Bagaimana kerja pesan dalam botol sesungguhnya. Apa terlebih dulu kita harus terpisah laut bahkan samudra agar pesanku bisa diombang-ambing ombak lalu sampai padamu? Apa terlebih dulu aku harus mengingatkanmu kalau aku, bisa saja sewaktu-waktu lelah mengirim semua tanda lalu berjalan menjauh, membalik badan, menapak kemana saja yang tidak ada kamu?

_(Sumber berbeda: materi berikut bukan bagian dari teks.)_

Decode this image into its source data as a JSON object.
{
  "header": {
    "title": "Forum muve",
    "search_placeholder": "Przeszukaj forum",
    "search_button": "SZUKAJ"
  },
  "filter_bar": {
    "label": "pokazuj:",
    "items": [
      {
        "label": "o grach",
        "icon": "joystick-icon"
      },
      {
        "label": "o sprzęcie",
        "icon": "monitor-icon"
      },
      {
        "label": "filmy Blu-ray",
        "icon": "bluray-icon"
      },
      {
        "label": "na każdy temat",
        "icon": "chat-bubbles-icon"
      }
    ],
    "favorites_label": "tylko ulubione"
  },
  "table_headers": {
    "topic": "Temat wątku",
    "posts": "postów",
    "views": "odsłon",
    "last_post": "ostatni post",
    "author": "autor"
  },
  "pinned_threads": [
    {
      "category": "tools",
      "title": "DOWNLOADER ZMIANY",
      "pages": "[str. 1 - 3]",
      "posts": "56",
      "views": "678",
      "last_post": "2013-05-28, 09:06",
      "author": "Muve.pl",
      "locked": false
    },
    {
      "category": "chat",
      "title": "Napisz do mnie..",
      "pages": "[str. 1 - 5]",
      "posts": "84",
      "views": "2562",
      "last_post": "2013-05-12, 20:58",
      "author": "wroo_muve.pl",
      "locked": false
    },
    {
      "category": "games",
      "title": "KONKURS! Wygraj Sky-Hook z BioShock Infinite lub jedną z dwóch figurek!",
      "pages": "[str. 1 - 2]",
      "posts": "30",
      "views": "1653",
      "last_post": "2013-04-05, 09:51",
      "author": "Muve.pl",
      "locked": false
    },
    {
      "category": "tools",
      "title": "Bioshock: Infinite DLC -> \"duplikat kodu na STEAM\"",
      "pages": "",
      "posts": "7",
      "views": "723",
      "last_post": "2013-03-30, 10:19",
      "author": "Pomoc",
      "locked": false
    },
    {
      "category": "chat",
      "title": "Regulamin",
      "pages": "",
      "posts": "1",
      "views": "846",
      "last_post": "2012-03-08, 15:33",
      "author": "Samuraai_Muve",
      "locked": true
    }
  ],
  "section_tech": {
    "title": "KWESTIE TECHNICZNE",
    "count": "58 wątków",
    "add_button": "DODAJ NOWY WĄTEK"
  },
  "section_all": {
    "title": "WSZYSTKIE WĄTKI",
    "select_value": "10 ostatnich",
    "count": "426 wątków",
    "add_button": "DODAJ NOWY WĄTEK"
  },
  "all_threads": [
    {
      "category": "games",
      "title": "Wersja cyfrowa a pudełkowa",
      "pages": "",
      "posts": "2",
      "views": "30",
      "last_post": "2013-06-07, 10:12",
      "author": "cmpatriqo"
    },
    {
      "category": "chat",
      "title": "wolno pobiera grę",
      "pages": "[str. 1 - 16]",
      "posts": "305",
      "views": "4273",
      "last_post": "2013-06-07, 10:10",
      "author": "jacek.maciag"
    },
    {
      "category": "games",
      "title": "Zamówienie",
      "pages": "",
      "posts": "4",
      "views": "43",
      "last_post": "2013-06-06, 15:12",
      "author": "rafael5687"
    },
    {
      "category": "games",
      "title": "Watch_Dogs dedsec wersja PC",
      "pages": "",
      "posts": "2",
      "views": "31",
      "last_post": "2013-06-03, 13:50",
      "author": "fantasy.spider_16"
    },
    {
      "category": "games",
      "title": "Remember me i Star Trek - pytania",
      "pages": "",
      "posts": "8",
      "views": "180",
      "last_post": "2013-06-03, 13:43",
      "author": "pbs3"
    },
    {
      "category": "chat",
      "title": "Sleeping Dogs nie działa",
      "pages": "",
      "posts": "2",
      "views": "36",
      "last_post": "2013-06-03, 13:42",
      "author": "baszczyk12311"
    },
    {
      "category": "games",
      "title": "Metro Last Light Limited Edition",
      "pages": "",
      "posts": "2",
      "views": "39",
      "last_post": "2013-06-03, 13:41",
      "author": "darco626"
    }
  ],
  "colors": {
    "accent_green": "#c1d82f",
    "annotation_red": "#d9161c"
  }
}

Pernah sekali, dalam obrolanku dengan Tuhan, kubayangkan kita bertemu untuk membicarakan masa depan. Di sebuah kafe yang sepi pengunjung, aku setengah tertidur di sisi meja berdebu. Di sudut, tidak sedang memikirkan atau mengenangmu. Tiba-tiba kamu datang dengan langkah senyap, duduk di hadapanku yang setengah terlelap. Aku akan mengungkapkan semuanya. Akan kuceritakan padamu awal kisah kita di kepala hingga akhir yang kudamba. Kamu akan kuberitahu betapa beratnya menanggung cinta diam-diam seorang diri, betapa sulitnya menunggumu untuk sekadar peduli. Kudongengkan ke telingamu sampai habis, tak peduli wajahku berairmata atau malah tersipu malu. Aku sudah tak peduli.
Tapi dongengku, tetap jadi dongeng kalau Tuhan bahkan tak pernah dengar namaku dalam doamu. Jadi, pesanku kali ini bukan untukmu. Untuk Tuhan. Karena Dia tahu harus berbuat apa bahkan tanpa aku harus banyak berkata. Kamu harus mencontoh Tuhan, ya.